Descripción de editorial
Once upon a time, boys and girls grew up and set aside childish things. Nowadays, moms and dads skateboard alongside their kids and download the latest pop-song ringtones. Captains of industry pose for the cover of BusinessWeek holding Super Soakers. The average age of video game players is twenty-nine and rising. Top chefs develop recipes for Easy-Bake Ovens. Disney World is the world’s top adult vacation destination (that’s adults without kids). And young people delay marriage and childbirth longer than ever in part to keep family obligations from interfering with their fun fun fun.
Christopher Noxon has coined a word for this new breed of grown-up: rejuveniles. And as a self-confessed rejuvenile, he’s a sympathetic yet critical guide to this bright and shiny world of people who see growing up as “winding down”—exchanging a life of playful flexibility for anxious days tending lawns and mutual funds.

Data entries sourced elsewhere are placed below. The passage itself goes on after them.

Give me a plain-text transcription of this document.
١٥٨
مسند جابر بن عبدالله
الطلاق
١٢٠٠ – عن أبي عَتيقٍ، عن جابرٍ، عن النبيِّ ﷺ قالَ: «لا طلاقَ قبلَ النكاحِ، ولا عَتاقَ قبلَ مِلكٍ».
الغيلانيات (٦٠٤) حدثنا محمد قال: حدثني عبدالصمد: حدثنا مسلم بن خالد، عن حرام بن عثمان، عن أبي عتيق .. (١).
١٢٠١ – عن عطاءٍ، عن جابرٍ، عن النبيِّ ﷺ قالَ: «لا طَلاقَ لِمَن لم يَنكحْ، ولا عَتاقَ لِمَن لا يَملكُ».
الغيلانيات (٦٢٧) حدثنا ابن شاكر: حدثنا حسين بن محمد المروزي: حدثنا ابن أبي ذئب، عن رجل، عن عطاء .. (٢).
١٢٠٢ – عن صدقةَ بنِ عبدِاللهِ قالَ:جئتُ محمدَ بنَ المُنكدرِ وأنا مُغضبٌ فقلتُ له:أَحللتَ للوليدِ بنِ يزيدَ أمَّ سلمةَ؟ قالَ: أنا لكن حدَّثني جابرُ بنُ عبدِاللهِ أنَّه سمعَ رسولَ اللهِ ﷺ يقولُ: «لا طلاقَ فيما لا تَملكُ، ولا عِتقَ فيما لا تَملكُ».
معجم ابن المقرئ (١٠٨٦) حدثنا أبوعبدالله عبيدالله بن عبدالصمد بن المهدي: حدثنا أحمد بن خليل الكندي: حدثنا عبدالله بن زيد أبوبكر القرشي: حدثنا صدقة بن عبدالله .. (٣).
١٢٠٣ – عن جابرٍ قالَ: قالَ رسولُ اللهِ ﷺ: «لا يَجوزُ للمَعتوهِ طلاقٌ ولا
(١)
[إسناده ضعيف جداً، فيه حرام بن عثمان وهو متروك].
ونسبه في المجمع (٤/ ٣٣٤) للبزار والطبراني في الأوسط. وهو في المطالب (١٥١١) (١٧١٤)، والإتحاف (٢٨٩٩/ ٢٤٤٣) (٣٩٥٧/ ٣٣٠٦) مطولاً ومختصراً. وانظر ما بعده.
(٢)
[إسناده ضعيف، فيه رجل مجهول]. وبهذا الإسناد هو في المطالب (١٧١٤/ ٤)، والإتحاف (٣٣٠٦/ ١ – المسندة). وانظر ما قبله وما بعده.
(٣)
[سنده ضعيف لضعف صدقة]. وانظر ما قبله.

In Rejuvenile, Noxon explores the historical roots of today’s rejuveniles (hint: all roads lead to Peter Pan), the “toyification” of practical devices (car cuteness is at an all-time high), and the new gospel of play. He talks to parents who love cartoons more than their children do, twenty-somethings who live happily with their parents, and grown-ups who evangelize on behalf of all-ages tag and Legos. And he takes on the “Harrumphing Codgers,” who see the rejuvenile as a threat to the social order.
Noxon tempers stories of his and others’ rejuvenile tendencies with cautionary notes about “lost souls whose taste for childish things is creepy at best.” (Exhibit A: Michael Jackson.) On balance, though, he sees rejuveniles as optimists and capital-R Romantics, people driven by a desire “to hold on to the part of ourselves that feels the most genuinely human. We believe in play, in make believe, in learning, in naps. And in a time of deep uncertainty, we trust that this deeper, more adaptable part of ourselves is our best tool of survival.”

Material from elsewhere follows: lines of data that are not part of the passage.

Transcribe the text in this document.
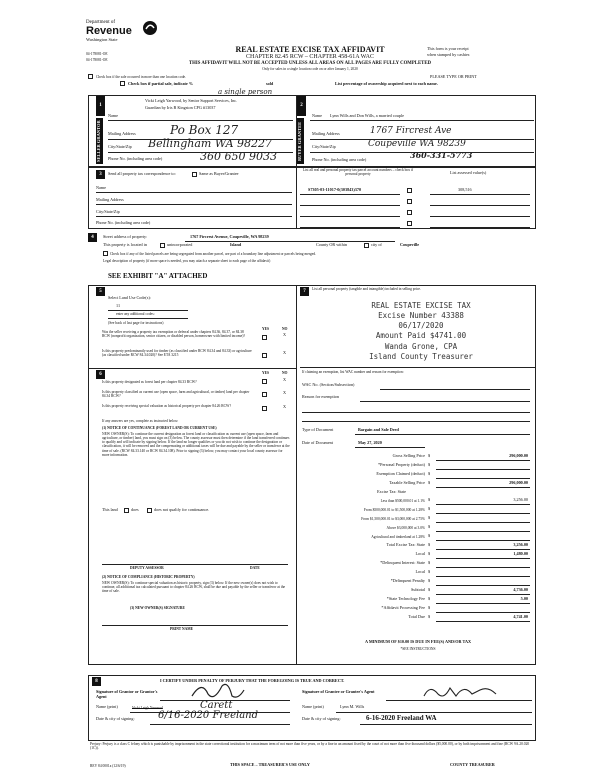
Department of
Revenue
Washington State
04-178081-OE
04-178081-OE
REAL ESTATE EXCISE TAX AFFIDAVIT
CHAPTER 82.45 RCW – CHAPTER 458-61A WAC
THIS AFFIDAVIT WILL NOT BE ACCEPTED UNLESS ALL AREAS ON ALL PAGES ARE FULLY COMPLETED
Only for sales in a single location code on or after January 1, 2020
This form is your receipt
when stamped by cashier.
Check box if the sale occurred in more than one location code.	PLEASE TYPE OR PRINT
Check box if partial sale, indicate %	sold	List percentage of ownership acquired next to each name.
a single person
SELLER GRANTOR
1
BUYER GRANTEE
2
Vicki Leigh Yarwood, by Senior Support Services, Inc.
Guardian by Iris B Kingston CPG #13037
Name
Mailing Address	Po Box 127
City/State/Zip Bellingham WA 98227
Phone No. (including area code)	360 650 9033
Name Lynn Wills and Don Wills, a married couple
Mailing Address	1767 Fircrest Ave
City/State/Zip	Coupeville WA 98239
Phone No. (including area code)	360-331-5773
3	Send all property tax correspondence to:	Same as Buyer/Grantee
Name
Mailing Address
City/State/Zip
Phone No. (including area code)
List all real and personal property tax parcel account numbers – check box if personal property	List assessed value(s)
S7305-03-11017-0(303843)370	308,516
4	Street address of property:	1767 Fircrest Avenue, Coupeville, WA 98239
This property is located in	unincorporated	Island	County OR within	city of	Coupeville
Check box if any of the listed parcels are being segregated from another parcel, are part of a boundary line adjustment or parcels being merged.
Legal description of property (if more space is needed, you may attach a separate sheet to each page of the affidavit)
SEE EXHIBIT "A" ATTACHED
5
Select Land Use Code(s):
11
enter any additional codes:
(See back of last page for instructions)
YES	NO
Was the seller receiving a property tax exemption or deferral under chapters 84.36, 84.37, or 84.38 RCW (nonprofit organization, senior citizen, or disabled person, homeowner with limited income)?	X
Is this property predominantly used for timber (as classified under RCW 84.34 and 84.33) or agriculture (as classified under RCW 84.34.020)? See ETA 3215
X
6	YES	NO
Is this property designated as forest land per chapter 84.33 RCW?	X
Is this property classified as current use (open space, farm and agricultural, or timber) land per chapter 84.34 RCW?
X
Is this property receiving special valuation as historical property per chapter 84.26 RCW?	X
If any answers are yes, complete as instructed below.
(1) NOTICE OF CONTINUANCE (FOREST LAND OR CURRENT USE)
NEW OWNER(S): To continue the current designation as forest land or classification as current use (open space, farm and agriculture, or timber) land, you must sign on (3) below. The county assessor must then determine if the land transferred continues to qualify and will indicate by signing below. If the land no longer qualifies or you do not wish to continue the designation or classification, it will be removed and the compensating or additional taxes will be due and payable by the seller or transferor at the time of sale. (RCW 84.33.140 or RCW 84.34.108). Prior to signing (3) below, you may contact your local county assessor for more information.
This land	does	does not qualify for continuance.
DEPUTY ASSESSOR	DATE
(2) NOTICE OF COMPLIANCE (HISTORIC PROPERTY)
NEW OWNER(S): To continue special valuation as historic property, sign (3) below. If the new owner(s) does not wish to continue, all additional tax calculated pursuant to chapter 84.26 RCW, shall be due and payable by the seller or transferor at the time of sale.
(3) NEW OWNER(S) SIGNATURE
PRINT NAME
7	List all personal property (tangible and intangible) included in selling price.
REAL ESTATE EXCISE TAX
Excise Number 43388
06/17/2020
Amount Paid $4741.00
Wanda Grone, CPA
Island County Treasurer
If claiming an exemption, list WAC number and reason for exemption:
WAC No. (Section/Subsection)
Reason for exemption
Type of Document	Bargain and Sale Deed
Date of Document	May 27, 2020
Gross Selling Price $	296,000.00
*Personal Property (deduct) $
Exemption Claimed (deduct) $
Taxable Selling Price $	296,000.00
Excise Tax: State
Less than $500,000.01 at 1.1% $	3,256.00
From $500,000.01 to $1,500,000 at 1.28% $
From $1,500,000.01 to $3,000,000 at 2.75% $
Above $3,000,000 at 3.0% $
Agricultural and timberland at 1.28% $
Total Excise Tax: State $	3,256.00
Local $	1,480.00
*Delinquent Interest: State $
Local $
*Delinquent Penalty $
Subtotal $	4,736.00
*State Technology Fee $	5.00
*Affidavit Processing Fee $
Total Due $	4,741.00
A MINIMUM OF $10.00 IS DUE IN FEE(S) AND/OR TAX
*SEE INSTRUCTIONS
8	I CERTIFY UNDER PENALTY OF PERJURY THAT THE FOREGOING IS TRUE AND CORRECT.
Signature of Grantor or Grantor's Agent
Name (print)	Vicki Leigh Yarwood	Carett
Date & city of signing: 6/16-2020 Freeland
Signature of Grantee or Grantee's Agent
Name (print)	Lynn M. Wills
Date & city of signing:	6-16-2020 Freeland WA
Perjury: Perjury is a class C felony which is punishable by imprisonment in the state correctional institution for a maximum term of not more than five years, or by a fine in an amount fixed by the court of not more than five thousand dollars ($5,000.00), or by both imprisonment and fine (RCW 9A.20.020 (1C)).
REV 84 0001a (12/6/19)	THIS SPACE – TREASURER'S USE ONLY	COUNTY TREASURER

Fresh and delightfully contrarian, Rejuvenile makes hilarious sense of this seismic culture change. It’s essential reading not only for grown-ups who refuse to “act their age,” but for those who wish they would just grow up.
According to journalist Noxon, rejuveniles-adults who use childhood past-times as "a way of maintaining wonder, trust, and silliness in a world where these qualities are often in short supply"-are proliferating, and unlike other books on the topic of "kidults" (aka "twixters," "boomerangers," and "generation debt"), his book says this is largely good. Viewing the bright side of oft-bemoaned evidence showing increasing numbers of young adults living with parents and postponing marriage, Noxon has made an entertaining but incomplete read. In appropriately playful prose, he considers successful adults who play in rock n' roll nursery rhyme cover bands, attend Disney World without kids, and happily plunk down 10 bucks to see Spongebob Squarepants: The Movie. Avoiding "The Downside of Now" until the end, Noxon almost admits that he isn't telling the whole story of the rejuveniles: although it's "nice to think of rejuveniles as freethinking romantics," which he theretofore does, "it's clear that outside forces also have a hand in shaping who rejuveniles are." Those outside forces? Not crushing student loans, a stagnant job market or political age-bias, but "the media." Of course, Noxon would probably just as soon leave worrying to grown-ups of the old school-he'll be on the kickball field instead.